Butembo : des apprenants et enseignants de l’institut Kambali débattent de questions liées à l’éducation

« Il y a une évolution positive de la création des écoles en RDC. Mais le résultat de l’éducation que dispensent ces écoles n’est pas palpable dans la société congolaise, du moins, à Butembo ». C’est la conclusion qu’on peut retenir des échanges que, enseignants et apprenants de l’Institut Kambali, ont organisés, à la célébration de la journée internationale de l’éducation, le mercredi 24 janvier 2024.

La salle numérique de cet établissement scolaire a servi de cadre au débat autour du sujet : « L’éducation scolaire est-elle adaptée aux réalités vécues en République Démocratique du Congo ».
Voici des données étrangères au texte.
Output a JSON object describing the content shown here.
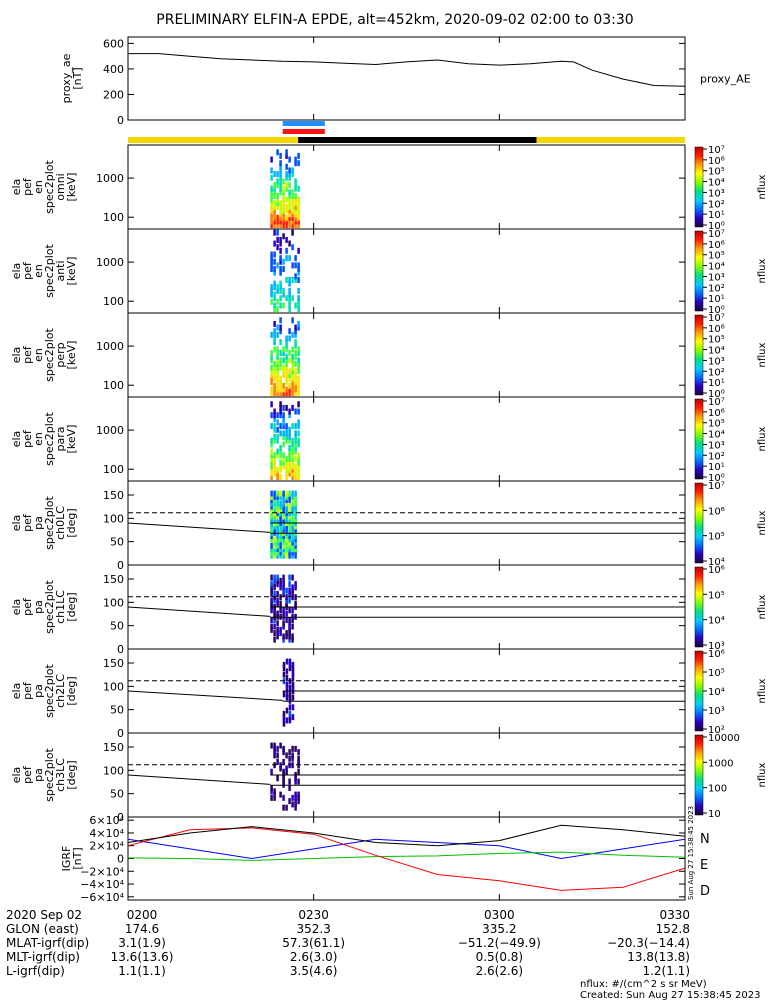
{
  "title": "PRELIMINARY ELFIN-A EPDE, alt=452km, 2020-09-02 02:00 to 03:30",
  "colors": {
    "ae_line": "#000000",
    "bar_yellow": "#f5d800",
    "bar_black": "#000000",
    "sci_blue": "#1e90ff",
    "sci_red": "#ff1010",
    "grf_n": "#0000ff",
    "grf_e": "#00c000",
    "grf_d": "#ff0000",
    "grf_total": "#000000"
  },
  "chart_data": [
    {
      "type": "line",
      "id": "proxy_ae",
      "ylabel_lines": [
        "proxy_ae",
        "[nT]"
      ],
      "series_label": "proxy_AE",
      "yticks": [
        "0",
        "200",
        "400",
        "600"
      ],
      "ylim": [
        0,
        650
      ],
      "xlim": [
        0,
        90
      ],
      "series": [
        {
          "name": "proxy_AE",
          "x": [
            0,
            5,
            10,
            15,
            20,
            25,
            30,
            35,
            40,
            45,
            50,
            55,
            60,
            65,
            70,
            72,
            75,
            80,
            85,
            90
          ],
          "y": [
            520,
            520,
            500,
            480,
            470,
            460,
            455,
            445,
            435,
            455,
            470,
            440,
            430,
            440,
            460,
            455,
            390,
            320,
            270,
            265
          ]
        }
      ]
    },
    {
      "type": "heatmap",
      "id": "en_omni",
      "ylabel_lines": [
        "ela",
        "pef",
        "en",
        "spec2plot",
        "omni",
        "[keV]"
      ],
      "yticks": [
        "100",
        "1000"
      ],
      "yscale": "log",
      "ylim": [
        50,
        7000
      ],
      "cbar_ticks": [
        "10⁰",
        "10¹",
        "10²",
        "10³",
        "10⁴",
        "10⁵",
        "10⁶",
        "10⁷"
      ],
      "cbar_label": "nflux",
      "x_range": [
        23,
        28
      ],
      "intensity": 0.9
    },
    {
      "type": "heatmap",
      "id": "en_anti",
      "ylabel_lines": [
        "ela",
        "pef",
        "en",
        "spec2plot",
        "anti",
        "[keV]"
      ],
      "yticks": [
        "100",
        "1000"
      ],
      "yscale": "log",
      "ylim": [
        50,
        7000
      ],
      "cbar_ticks": [
        "10⁰",
        "10¹",
        "10²",
        "10³",
        "10⁴",
        "10⁵",
        "10⁶",
        "10⁷"
      ],
      "cbar_label": "nflux",
      "x_range": [
        23,
        28
      ],
      "intensity": 0.45
    },
    {
      "type": "heatmap",
      "id": "en_perp",
      "ylabel_lines": [
        "ela",
        "pef",
        "en",
        "spec2plot",
        "perp",
        "[keV]"
      ],
      "yticks": [
        "100",
        "1000"
      ],
      "yscale": "log",
      "ylim": [
        50,
        7000
      ],
      "cbar_ticks": [
        "10⁰",
        "10¹",
        "10²",
        "10³",
        "10⁴",
        "10⁵",
        "10⁶",
        "10⁷"
      ],
      "cbar_label": "nflux",
      "x_range": [
        23,
        28
      ],
      "intensity": 0.85
    },
    {
      "type": "heatmap",
      "id": "en_para",
      "ylabel_lines": [
        "ela",
        "pef",
        "en",
        "spec2plot",
        "para",
        "[keV]"
      ],
      "yticks": [
        "100",
        "1000"
      ],
      "yscale": "log",
      "ylim": [
        50,
        7000
      ],
      "cbar_ticks": [
        "10⁰",
        "10¹",
        "10²",
        "10³",
        "10⁴",
        "10⁵",
        "10⁶",
        "10⁷"
      ],
      "cbar_label": "nflux",
      "x_range": [
        23,
        28
      ],
      "intensity": 0.75
    },
    {
      "type": "heatmap",
      "id": "pa_ch0",
      "ylabel_lines": [
        "ela",
        "pef",
        "pa",
        "spec2plot",
        "ch0LC",
        "[deg]"
      ],
      "yticks": [
        "0",
        "50",
        "100",
        "150"
      ],
      "yscale": "linear",
      "ylim": [
        0,
        180
      ],
      "cbar_ticks": [
        "10⁴",
        "10⁵",
        "10⁶",
        "10⁷"
      ],
      "cbar_label": "nflux",
      "x_range": [
        23,
        27.5
      ],
      "intensity": 0.8
    },
    {
      "type": "heatmap",
      "id": "pa_ch1",
      "ylabel_lines": [
        "ela",
        "pef",
        "pa",
        "spec2plot",
        "ch1LC",
        "[deg]"
      ],
      "yticks": [
        "0",
        "50",
        "100",
        "150"
      ],
      "yscale": "linear",
      "ylim": [
        0,
        180
      ],
      "cbar_ticks": [
        "10³",
        "10⁴",
        "10⁵",
        "10⁶"
      ],
      "cbar_label": "nflux",
      "x_range": [
        23,
        27.5
      ],
      "intensity": 0.4
    },
    {
      "type": "heatmap",
      "id": "pa_ch2",
      "ylabel_lines": [
        "ela",
        "pef",
        "pa",
        "spec2plot",
        "ch2LC",
        "[deg]"
      ],
      "yticks": [
        "0",
        "50",
        "100",
        "150"
      ],
      "yscale": "linear",
      "ylim": [
        0,
        180
      ],
      "cbar_ticks": [
        "10²",
        "10³",
        "10⁴",
        "10⁵",
        "10⁶"
      ],
      "cbar_label": "nflux",
      "x_range": [
        25,
        27
      ],
      "intensity": 0.35
    },
    {
      "type": "heatmap",
      "id": "pa_ch3",
      "ylabel_lines": [
        "ela",
        "pef",
        "pa",
        "spec2plot",
        "ch3LC",
        "[deg]"
      ],
      "yticks": [
        "0",
        "50",
        "100",
        "150"
      ],
      "yscale": "linear",
      "ylim": [
        0,
        180
      ],
      "cbar_ticks": [
        "10",
        "100",
        "1000",
        "10000"
      ],
      "cbar_label": "nflux",
      "x_range": [
        23,
        28
      ],
      "intensity": 0.2
    },
    {
      "type": "line",
      "id": "igrf",
      "ylabel_lines": [
        "IGRF",
        "[nT]"
      ],
      "yticks": [
        "−6×10⁴",
        "−4×10⁴",
        "−2×10⁴",
        "0",
        "2×10⁴",
        "4×10⁴",
        "6×10⁴"
      ],
      "ylim": [
        -65000,
        65000
      ],
      "xlim": [
        0,
        90
      ],
      "legend": [
        "N",
        "E",
        "D"
      ],
      "series": [
        {
          "name": "N",
          "color_key": "grf_n",
          "x": [
            0,
            10,
            20,
            30,
            40,
            50,
            60,
            70,
            80,
            90
          ],
          "y": [
            30000,
            15000,
            0,
            15000,
            30000,
            25000,
            20000,
            0,
            15000,
            30000
          ]
        },
        {
          "name": "E",
          "color_key": "grf_e",
          "x": [
            0,
            10,
            20,
            30,
            40,
            50,
            60,
            70,
            80,
            90
          ],
          "y": [
            1000,
            0,
            -3000,
            0,
            3000,
            4000,
            8000,
            10000,
            5000,
            2000
          ]
        },
        {
          "name": "D",
          "color_key": "grf_d",
          "x": [
            0,
            10,
            20,
            30,
            40,
            50,
            60,
            70,
            80,
            90
          ],
          "y": [
            20000,
            45000,
            48000,
            38000,
            5000,
            -25000,
            -35000,
            -50000,
            -45000,
            -15000
          ]
        },
        {
          "name": "",
          "color_key": "grf_total",
          "x": [
            0,
            10,
            20,
            30,
            40,
            50,
            60,
            70,
            80,
            90
          ],
          "y": [
            25000,
            40000,
            50000,
            40000,
            25000,
            20000,
            28000,
            52000,
            45000,
            35000
          ]
        }
      ]
    }
  ],
  "time_axis": {
    "row_labels": [
      "2020 Sep 02",
      "GLON (east)",
      "MLAT-igrf(dip)",
      "MLT-igrf(dip)",
      "L-igrf(dip)"
    ],
    "columns": [
      {
        "x": 0,
        "values": [
          "0200",
          "174.6",
          "3.1(1.9)",
          "13.6(13.6)",
          "1.1(1.1)"
        ]
      },
      {
        "x": 30,
        "values": [
          "0230",
          "352.3",
          "57.3(61.1)",
          "2.6(3.0)",
          "3.5(4.6)"
        ]
      },
      {
        "x": 60,
        "values": [
          "0300",
          "335.2",
          "−51.2(−49.9)",
          "0.5(0.8)",
          "2.6(2.6)"
        ]
      },
      {
        "x": 90,
        "values": [
          "0330",
          "152.8",
          "−20.3(−14.4)",
          "13.8(13.8)",
          "1.2(1.1)"
        ]
      }
    ]
  },
  "footer": {
    "units": "nflux: #/(cm^2 s sr MeV)",
    "created": "Created: Sun Aug 27 15:38:45 2023",
    "side_stamp": "Sun Aug 27 15:38:45 2023"
  }
}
En répondant à cette préoccupation, Léandre Visika, enseignant d’histoire, a, dans son intervention, donné quelques facteurs qui conduisent à l’impact négatif de l’éducation scolaire en RDC.

Il a parlé de la continuité, en sourdine, d’une éducation morale adoptée des colons, qui visait la docilité des congolais pour l’exploitation de leurs richesses. Il a aussi évoqué le manque de conscience du gouvernement congolais à pouvoir adapter le programme de l’enseignement, d’une manière pratique, aux réalités de la RDC.

En dépit, il y a possibilité de solutionner à tous ces problèmes, en organisant le système scolaire et éviter d’enseigner des illusions aux apprenants, conscientise-t-il.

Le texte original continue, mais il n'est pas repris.